The Criminal Court sentences a company head after an investigation.
The company head goes to the Appeal Court and asks for the powers of investigation to be withdrawn for the following reasons:

  • They are not subject to any judicial control and are contrary to the principal of the inviolability of the home;
  • The lack of prior judicial authorisation and of control during operations;
  • The company was not informed of its right to oppose the investigation;
  • Violation of the adversarial principle.

The Appeal Court acknowledges the preliminary issue and refers the case to the Supreme Court:
Three Supreme Court decisions dated 25 October 2013:  

  • Article 18 of law 1.165 constitutes "to the principle of the inviolability of the home, enshrined in article 21 of the Constitution, an infringement that cannot be regarded as proportional to the general interest goal pursued by law 1.165."  
  • because "of the scope of the powers of investigation and penal sanctions, in the absence of any guarantee mentioned in the preliminary issue by the ruling of the Court of 18 March 2013, invoked by the applicant company, or equivalent guarantees."

There are now two distinct control procedures

  • "Preventive" inspection (art 18-1):  right of opposition for private professional premises.
  • Inspection in the wake of a complaint (art 18-2):  no right of opposition, but inspection exclusively with prior authorisation from a Judge.  

And a common base:

  • Time frame for inspections:  between 6am and 9pm, or outside these hours if open to the public or an activity underway.
  • Applying professional secrecy as defined in article 308 of the Penal Code. If professional secrecy is invoked: specify the legislative or regulatory measures to which people are referring and the information they feel is covered by these measures.  

Invoking professional secrecy without founding is an offence.

  • Tasks during an inspection: carry out all necessary verifications, consult all processes, ask for all professional documents in whatsoever form or take copies, using any means, and collect information of value to the mission from any competent person.
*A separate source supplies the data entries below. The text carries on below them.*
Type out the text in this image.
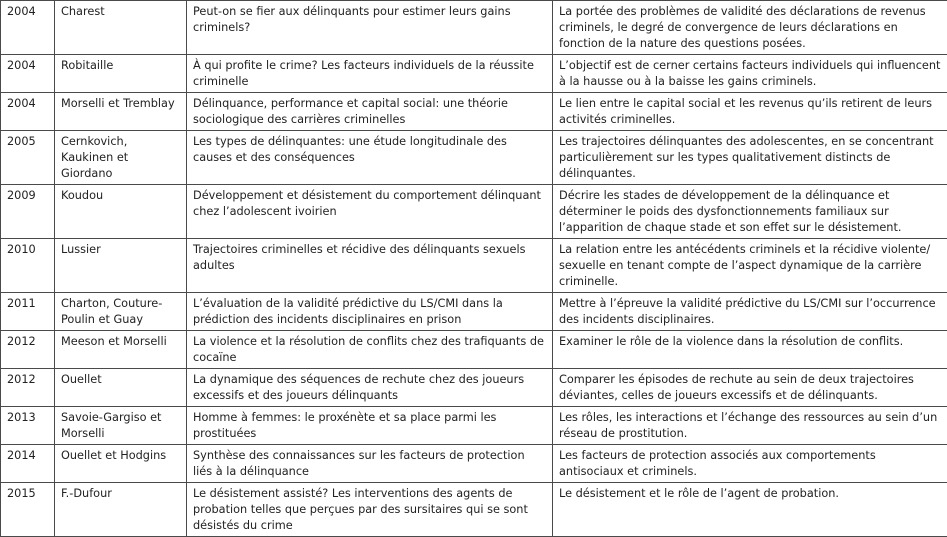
2004	Charest	Peut-on se fier aux délinquants pour estimer leurs gains criminels?	La portée des problèmes de validité des déclarations de revenus criminels, le degré de convergence de leurs déclarations en fonction de la nature des questions posées.
2004	Robitaille	À qui profite le crime? Les facteurs individuels de la réussite criminelle	L’objectif est de cerner certains facteurs individuels qui influencent à la hausse ou à la baisse les gains criminels.
2004	Morselli et Tremblay	Délinquance, performance et capital social: une théorie sociologique des carrières criminelles	Le lien entre le capital social et les revenus qu’ils retirent de leurs activités criminelles.
2005	Cernkovich, Kaukinen et Giordano	Les types de délinquantes: une étude longitudinale des causes et des conséquences	Les trajectoires délinquantes des adolescentes, en se concentrant particulièrement sur les types qualitativement distincts de délinquantes.
2009	Koudou	Développement et désistement du comportement délinquant chez l’adolescent ivoirien	Décrire les stades de développement de la délinquance et déterminer le poids des dysfonctionnements familiaux sur l’apparition de chaque stade et son effet sur le désistement.
2010	Lussier	Trajectoires criminelles et récidive des délinquants sexuels adultes	La relation entre les antécédents criminels et la récidive violente/ sexuelle en tenant compte de l’aspect dynamique de la carrière criminelle.
2011	Charton, Couture-Poulin et Guay	L’évaluation de la validité prédictive du LS/CMI dans la prédiction des incidents disciplinaires en prison	Mettre à l’épreuve la validité prédictive du LS/CMI sur l’occurrence des incidents disciplinaires.
2012	Meeson et Morselli	La violence et la résolution de conflits chez des trafiquants de cocaïne	Examiner le rôle de la violence dans la résolution de conflits.
2012	Ouellet	La dynamique des séquences de rechute chez des joueurs excessifs et des joueurs délinquants	Comparer les épisodes de rechute au sein de deux trajectoires déviantes, celles de joueurs excessifs et de délinquants.
2013	Savoie-Gargiso et Morselli	Homme à femmes: le proxénète et sa place parmi les prostituées	Les rôles, les interactions et l’échange des ressources au sein d’un réseau de prostitution.
2014	Ouellet et Hodgins	Synthèse des connaissances sur les facteurs de protection liés à la délinquance	Les facteurs de protection associés aux comportements antisociaux et criminels.
2015	F.-Dufour	Le désistement assisté? Les interventions des agents de probation telles que perçues par des sursitaires qui se sont désistés du crime	Le désistement et le rôle de l’agent de probation.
Access computer programmes and information and ask for them to be transcribed, using any suitable technology, into documents that can be used directly for the needs of the inspection.
  • Personal medical information can only be communicated to a doctor.
  • On-line inspections are possible.

Adversarial procedures are greatly reinforced:

  • Art 18: at the end of inspection operations on site, a report is drawn up after due hearing of the parties.
  • Art 19: if irregularities are detected, a report is sent to the data controller, who has one month in which to make any comments.

At the end of this period, the Chair can send:

  • a warning in the event of non-compliance with obligations inherent in law 1.165;


  • a formal demand to put an end to the irregularities in the event of an intentional refusal to comply.

In the event of non-compliance before the deadline stipulated by the Chair, the CCIN can, after inviting the data controller to provide explanations within a further period of one month, issue an injunction to end data processing or to remove the effects thereof.
If this injunction is not acted upon, the Chair of the CCIN can ask the President of the Court of the First Instance to order the cessation of data processing or the removal of its effects, possibly with a fine.

The Chair can decide to publish the sanctions, but in this case, the data controller may appeal to the Judge, who can order the withdrawal of the publication in the event of a serious and disproportional invasion of privacy or infringement of public safety or the legitimate interests of the individuals concerned.

Finally, ways of simplifying formalities are currently being sought for data processing that manifestly does not entail any infringement of fundamental freedom or rights.

These simplifications could notably concern staff representative elections, the administrative management of employees, professional messaging services, websites, etc.